Tuesday, January 15, 2019

THE INQUIRY INTO THE ESSENCE OF GOVERNMENT IN AN ECONOMY


THE INQUIRY INTO THE ESSENCE OF GOVERNMENT IN AN ECONOMY

EMAIL: EDE, KENECHUKWU KENNETH by edekenechukwuk@gmail.com
Government of every society goes a long way in provision of goods and services in the economy. Such goods which include: Education facilities, health care facilities, good roads, security, employment, price stability, electricity, and a few but to mention.
Fiscal and Monetary Policies and their instruments are used to control activities in an economy. The concern here is to examine the role in bridging the insufficiencies and inefficiencies in the production and distribution of goods and services in the economy which we call “Market Failure”.
MARKET FAILURE
Market failure is referred to as a situation in which the conditions necessary to achieve market efficient solution fail to exist or contravened in one way or the other.

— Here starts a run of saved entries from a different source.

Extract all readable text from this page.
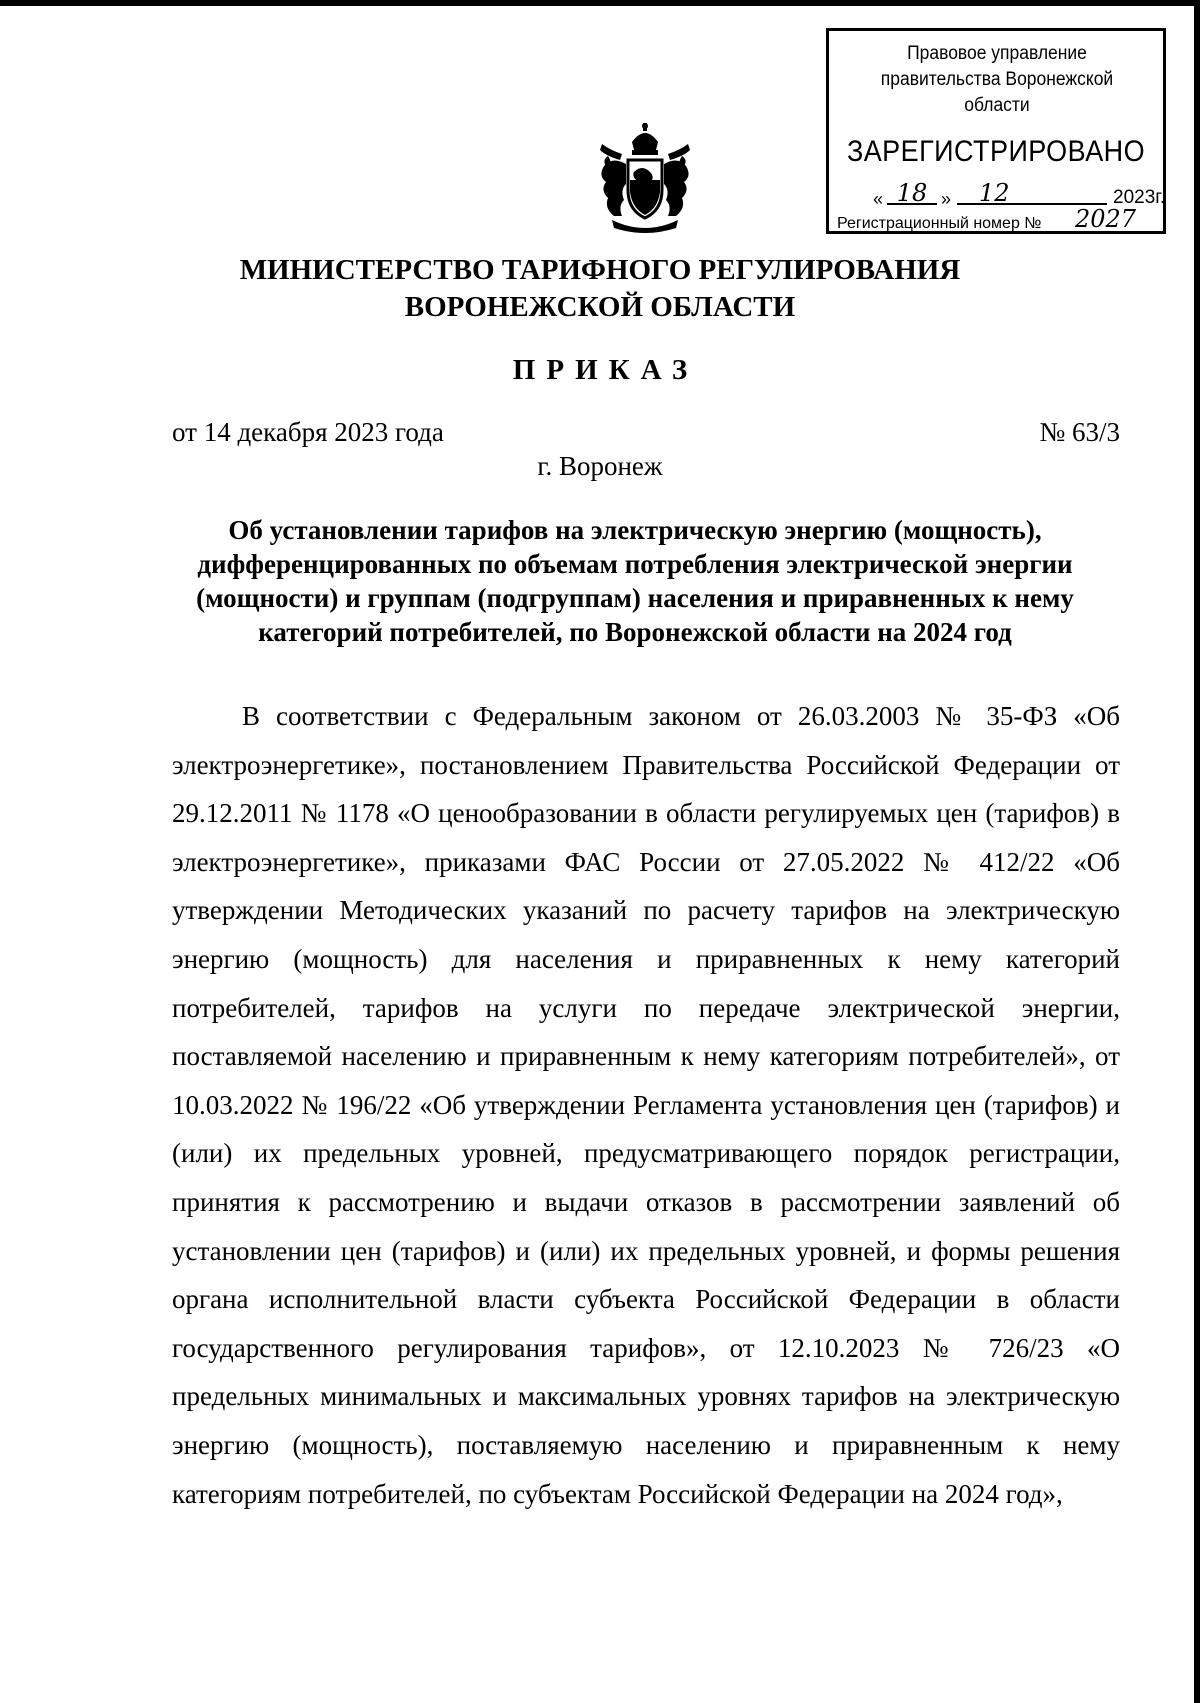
Правовое управление правительства Воронежской области
ЗАРЕГИСТРИРОВАНО
« 18 »	12	2023г.
Регистрационный номер № 2027
МИНИСТЕРСТВО ТАРИФНОГО РЕГУЛИРОВАНИЯ
ВОРОНЕЖСКОЙ ОБЛАСТИ
ПРИКАЗ
от 14 декабря 2023 года	№ 63/3
г. Воронеж
Об установлении тарифов на электрическую энергию (мощность), дифференцированных по объемам потребления электрической энергии (мощности) и группам (подгруппам) населения и приравненных к нему категорий потребителей, по Воронежской области на 2024 год

В соответствии с Федеральным законом от 26.03.2003 № 35-ФЗ «Об электроэнергетике», постановлением Правительства Российской Федерации от 29.12.2011 № 1178 «О ценообразовании в области регулируемых цен (тарифов) в электроэнергетике», приказами ФАС России от 27.05.2022 № 412/22 «Об утверждении Методических указаний по расчету тарифов на электрическую энергию (мощность) для населения и приравненных к нему категорий потребителей, тарифов на услуги по передаче электрической энергии, поставляемой населению и приравненным к нему категориям потребителей», от 10.03.2022 № 196/22 «Об утверждении Регламента установления цен (тарифов) и (или) их предельных уровней, предусматривающего порядок регистрации, принятия к рассмотрению и выдачи отказов в рассмотрении заявлений об установлении цен (тарифов) и (или) их предельных уровней, и формы решения органа исполнительной власти субъекта Российской Федерации в области государственного регулирования тарифов», от 12.10.2023 № 726/23 «О предельных минимальных и максимальных уровнях тарифов на электрическую энергию (мощность), поставляемую населению и приравненным к нему категориям потребителей, по субъектам Российской Федерации на 2024 год»,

The imperfections to market efficiency are brought to equilibrium by the actions of the government. Left for itself, the market system of any economy is unlikely to operate efficiently. There will be tendencies for it to produce too much of some goods and services and some inefficient amount of others. And in extreme cases, the market crashes, or the market will fail to exist and so, some goods may not be produced at all.
Some factors which bring about market failure are:
   A.  Existence of public goods and externalities.    
   B.  Uncertainty.
   C.  Incomplete information
   D.  Imperfect competitions (cartels, duopolists, etc).
In most cases, the existence of market failure would be due to imperfect competition and incomplete information, which is the approximately the concern of the government. Government intervenes in this case to salvage the situation.
In the case of cartels, monopoly, and pervasive incomplete information which can be caused by bargaining costs, legal costs, decision costs and information costs. The market will not achieve efficiency, the government comes in to provide to the economy (“the role of allocation”).
In another dimension, there is also needs to distribute income and wealth in the economy in order therefore to maximize the welfare in the economy in just and fair. Some Economic scholars like (Musgrave), refers to this as (“distributive role of government”).
In addition, there are roles which government assumes in the economy as intervention which includes:
Firstly, the “Stabilization role”, periodically, inflation, unemployment, price instability, lack of real growth balances, unfavourable exchange rates, occurs and the stabilization role of government exist in order to intervene in the economy by the use of Monetary and Fiscal policies to stabilize the economy, there by improve the welfare of the members of the society.
Secondly, “Regulatory Role,” apart from locative, stabilization and distributive roles which government plays, government also intervene in the economy to provide regulatory functions. Laws are made by the government of the nation for the nation, but through the regulatory role, the law would be enforced in the nation. In order to ensure that all the exchanges taking place in the economy are smoothly done, government provides Laws and Justices that regulates the behaviours of individuals i.e. regulation of freedom and liberty of individuals.